ピエロ・ディ・コジモの描いたシレノスの満面の笑顔は特に印象的である[表紙上]。シレノスはバッカスの取り巻きで、通常はロバの上で居眠りをしていることが多いが、ここでは右手を挙げて私たちに笑顔で挨拶をしているかのようだ。口元を見ると前歯が描かれていることが分かる。この絵で笑顔を見せている陽気なシレノスも、対作品では蜂に刺されて痛い目に遭うことになる。ここではいまだその成り行きを知らずに、彼は無邪気な笑顔を見せているのだ。

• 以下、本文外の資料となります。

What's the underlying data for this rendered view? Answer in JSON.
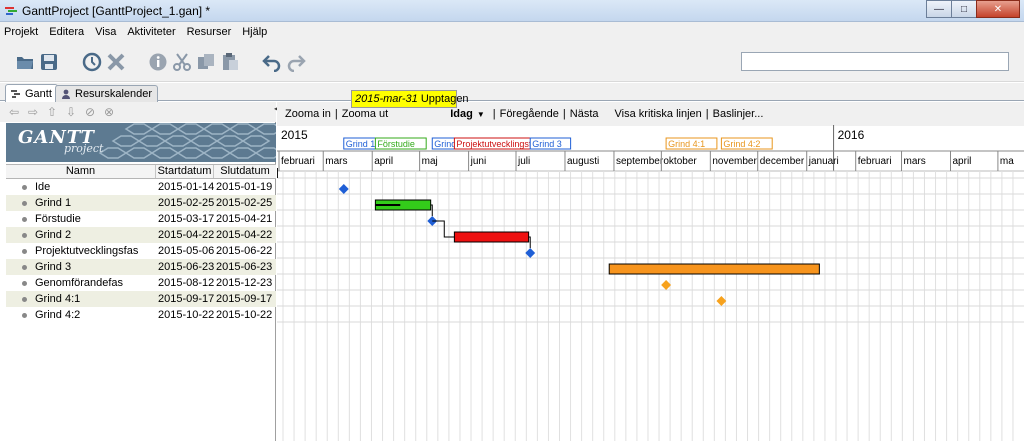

笑顔そのものにクローズアップした絵画主題はそれほど多くはないが、有名なのは「笑う哲学者デモクリトス」だろう。泣く哲学者ヘラクレイトスとセットになっていることが多い。ブラマンティーノが描いた壁画のデモクリトスも、はっきりと歯を見せている[表紙右下]。西洋美術史の中には、より大きく口をあけ、舌さえ見せて笑うデモクリトスの作例も存在する。

陽気な神と哲学者の笑顔を紹介したが、対して悪意ある笑い、悪魔の笑いというものもある。キリスト教主題でいえば、たとえば《キリスト嘲笑》がそれにあたる。人々が醜い顔で、大きく口をあけてキリストを嘲笑する。それと共通性を感じさせるのが、レオナルド・ダ・ヴィンチのいわゆる「グロテスクな頭部」。奥の人物は、顎がはずれそうなほどの大口をあけて哄笑している[表紙左下]。

コロナ禍で気持ちも塞ぎがちな昨今ですが、皆さん、笑顔で健康になりましょう!